Was it because we didn't want to pay attention? Were we too busy obsessing about terrorists and Muslim fundamentalists to focus on more mundane yet critical safety issues like bridges and highways?
Is it because too many of us bought into the claim that "government spending is bad" and "taxes are bad," instead of understanding that it's WASTEFUL government spending that's the problem, not responsible spending for the public good? What did we think was going to happen when we spent hundreds of billions of dollars for wars in Iraq and Afghanistan while cutting taxes? How many of us were willing to admit that, um, perhaps some vital public needs would be underfunded?
"Government" is us, and we need to take responsibility as citizens for making tough decisions instead of being swayed by demagogues promising we can have everything we want without ever having to pay a price.
We still don't know why the Interstate 35W bridge collapsed into the Mississippi River. It may have nothing to do with lack of money or poor government oversight. Completely separate from the cause of the tragedy in Minneapolis, though, I find it appalling that my country has allowed so many of our bridges to be "struturally deficient" and still carry traffic. Our public, common infrastructure has deteriorated because we didn't feel like paying for upkeep.
Here in Massachusetts, "Proposition 2 1/2" arbitrarily limits how much revenues communities can raise, regardless of the rate of inflation -- and has for decades. There's only so much "fat" you can cut when gas prices are soaring, health care costs are exploding, and revenues don't keep up with basic cost of living increases. Town Meetings grapple with increasingly difficult and painful choices. Capital improvements and routine maintenance get put off, and are in danger of being stretched too thin.

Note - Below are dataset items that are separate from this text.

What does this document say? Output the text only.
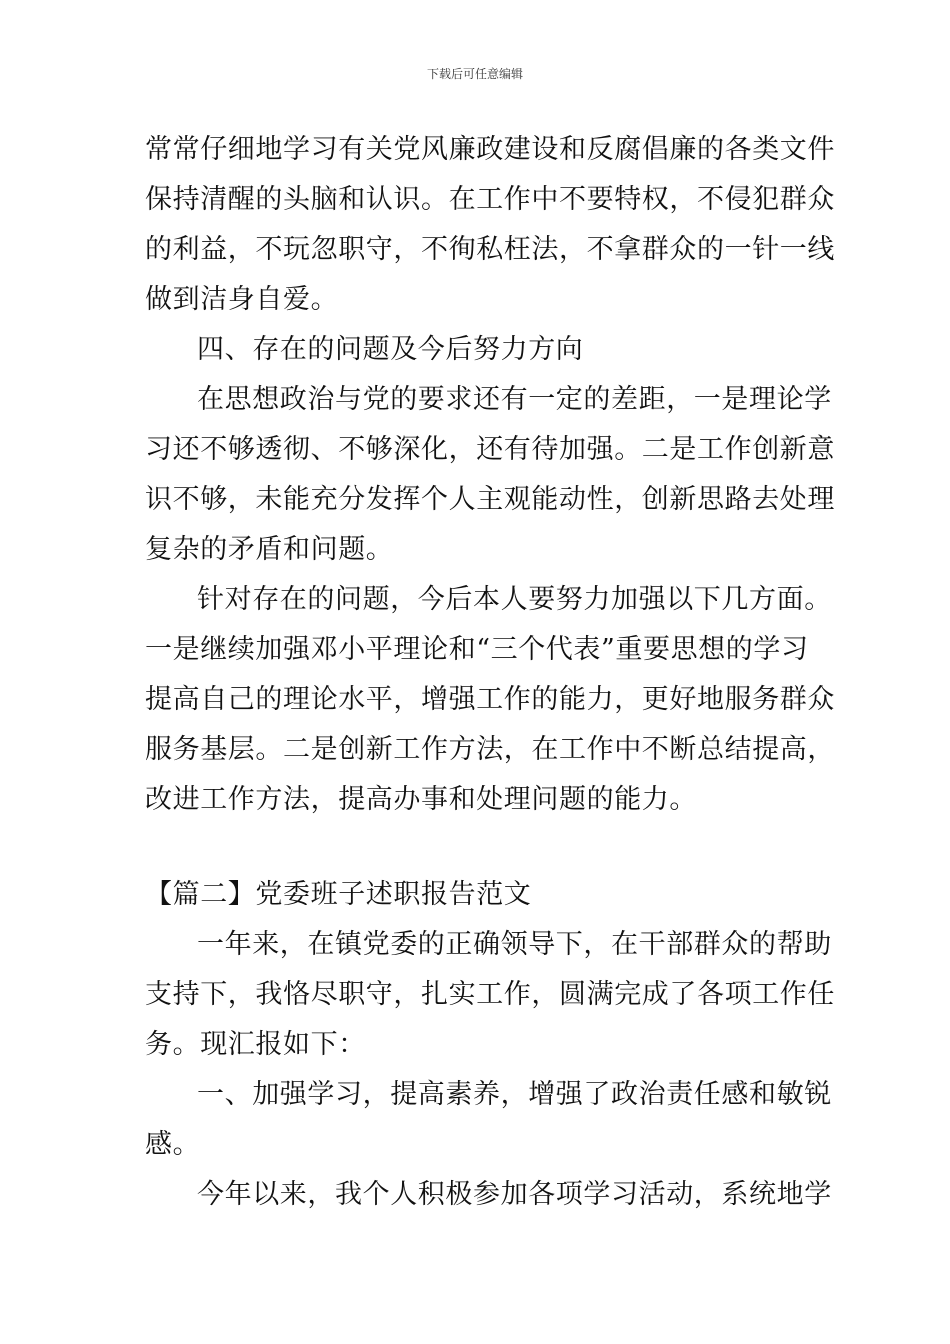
下载后可任意编辑
常常仔细地学习有关党风廉政建设和反腐倡廉的各类文件
保持清醒的头脑和认识。在工作中不要特权，不侵犯群众
的利益，不玩忽职守，不徇私枉法，不拿群众的一针一线
做到洁身自爱。
四、存在的问题及今后努力方向
在思想政治与党的要求还有一定的差距，一是理论学
习还不够透彻、不够深化，还有待加强。二是工作创新意
识不够，未能充分发挥个人主观能动性，创新思路去处理
复杂的矛盾和问题。
针对存在的问题，今后本人要努力加强以下几方面。
一是继续加强邓小平理论和“三个代表”重要思想的学习
提高自己的理论水平，增强工作的能力，更好地服务群众
服务基层。二是创新工作方法，在工作中不断总结提高，
改进工作方法，提高办事和处理问题的能力。
【篇二】党委班子述职报告范文
一年来，在镇党委的正确领导下，在干部群众的帮助
支持下，我恪尽职守，扎实工作，圆满完成了各项工作任
务。现汇报如下：
一、加强学习，提高素养，增强了政治责任感和敏锐
感。
今年以来，我个人积极参加各项学习活动，系统地学
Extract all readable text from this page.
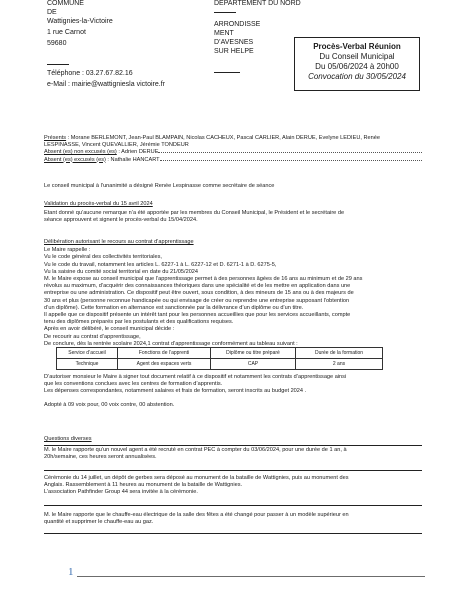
COMMUNE
DE
Wattignies-la-Victoire
1 rue Carnot
59680
Téléphone : 03.27.67.82.16
e-Mail : mairie@wattigniesla victoire.fr
DEPARTEMENT DU NORD
ARRONDISSE
MENT
D’AVESNES
SUR HELPE
Procès-Verbal Réunion
Du Conseil Municipal
Du 05/06/2024 à 20h00
Convocation du 30/05/2024
Présents : Morane BERLEMONT, Jean-Paul BLAMPAIN, Nicolas CACHEUX, Pascal CARLIER, Alain DERUE, Evelyne LEDIEU, Renée
LESPINASSE, Vincent QUEVALLIER, Jérémie TONDEUR
Absent (es) non excusés (es) : Adrien DERUE
Absent (es) excusés (es) : Nathalie HANCART
Le conseil municipal à l’unanimité a désigné Renée Lespinasse comme secrétaire de séance
Validation du procès-verbal du 15 avril 2024
Etant donné qu’aucune remarque n’a été apportée par les membres du Conseil Municipal, le Président et le secrétaire de
séance approuvent et signent le procès-verbal du 15/04/2024.
Délibération autorisant le recours au contrat d’apprentissage
Le Maire rappelle :
Vu le code général des collectivités territoriales,
Vu le code du travail, notamment les articles L. 6227-1 à L. 6227-12 et D. 6271-1 à D. 6275-5,
Vu la saisine du comité social territorial en date du 21/05/2024
M. le Maire expose au conseil municipal que l’apprentissage permet à des personnes âgées de 16 ans au minimum et de 29 ans
révolus au maximum, d’acquérir des connaissances théoriques dans une spécialité et de les mettre en application dans une
entreprise ou une administration. Ce dispositif peut être ouvert, sous condition, à des mineurs de 15 ans ou à des majeurs de
30 ans et plus (personne reconnue handicapée ou qui envisage de créer ou reprendre une entreprise supposant l’obtention
d’un diplôme). Cette formation en alternance est sanctionnée par la délivrance d’un diplôme ou d’un titre.
Il appelle que ce dispositif présente un intérêt tant pour les personnes accueillies que pour les services accueillants, compte
tenu des diplômes préparés par les postulants et des qualifications requises.
Après en avoir délibéré, le conseil municipal décide :
De recourir au contrat d’apprentissage,
De conclure, dès la rentrée scolaire 2024,1 contrat d’apprentissage conformément au tableau suivant :
Service d’accueil	Fonctions de l’apprenti	Diplôme ou titre préparé	Durée de la formation
Technique	Agent des espaces verts	CAP	2 ans
D’autoriser monsieur le Maire à signer tout document relatif à ce dispositif et notamment les contrats d’apprentissage ainsi
que les conventions conclues avec les centres de formation d’apprentis.
Les dépenses correspondantes, notamment salaires et frais de formation, seront inscrits au budget 2024 .
Adopté à 09 voix pour, 00 voix contre, 00 abstention.
Questions diverses
M. le Maire rapporte qu’un nouvel agent a été recruté en contrat PEC à compter du 03/06/2024, pour une durée de 1 an, à
20h/semaine, ces heures seront annualisées.
Cérémonie du 14 juillet, un dépôt de gerbes sera déposé au monument de la bataille de Wattignies, puis au monument des
Anglais. Rassemblement à 11 heures au monument de la bataille de Wattignies.
L’association Pathfinder Group 44 sera invitée à la cérémonie.
M. le Maire rapporte que le chauffe-eau électrique de la salle des fêtes a été changé pour passer à un modèle supérieur en
quantité et supprimer le chauffe-eau au gaz.
1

"Rhode Island, Massachusetts, Washington, D.C., Have Worst Bridges," says a headline on ABCNews.com. That doesn't necessarily mean a tragedy is imminent, but it does mean that we've neglected our public infrastructure here for far too long.
"Community" involves the public good and common needs. We need leaders who understand that and build support for it. It's one of the reasons I backed Deval Patrick in the primary as well as the general election -- he was willing to speak out and say what needed to be said.
We should rely less on the property tax, which can unfairly penalize people like senior citizens living in neighborhoods where property values have soared, and rely more on fairer ways to raise revenue for common needs. Some people turned to Proposition 2 1/2 because they feared being taxed out of their homes. We shouldn't be taxing people out of their homes. But instead of cutting off money for crucial public needs, we need to be finding better, fairer ways of raising revenue that don't hurt people who can't afford it. Major tax cuts for the wealthiest Americans are definitely not the answer.
"Only twice before over the last century has 5 percent of the national income gone to families in the upper one-one-hundredth of a percent of the income distribution -- currently, the almost 15,000 families with incomes of $9.5 million or more a year," the New York Times noted last month, citing an analysis of tax returns by two economists. In the 1970s, wealthy investors paid 39% on capital gains from their investments. Today? That's down to 15%.
"No new taxes" may be an appealing goal, but it's a dangerous pledge when you don't know what the future will bring. I'd prefer something along the lines of "no waste while funding what we need." Reasonable people can disagree on what a community "needs," but certain items would be acknowledged by the vast majority of us. Keeping our bridges from collapsing would be high on most people's list. It's certainly high on mine. We should do it in a cost-effective manner, and not bloated, mismanaged projects like the Big Dig. We need to do it well. But do it we must.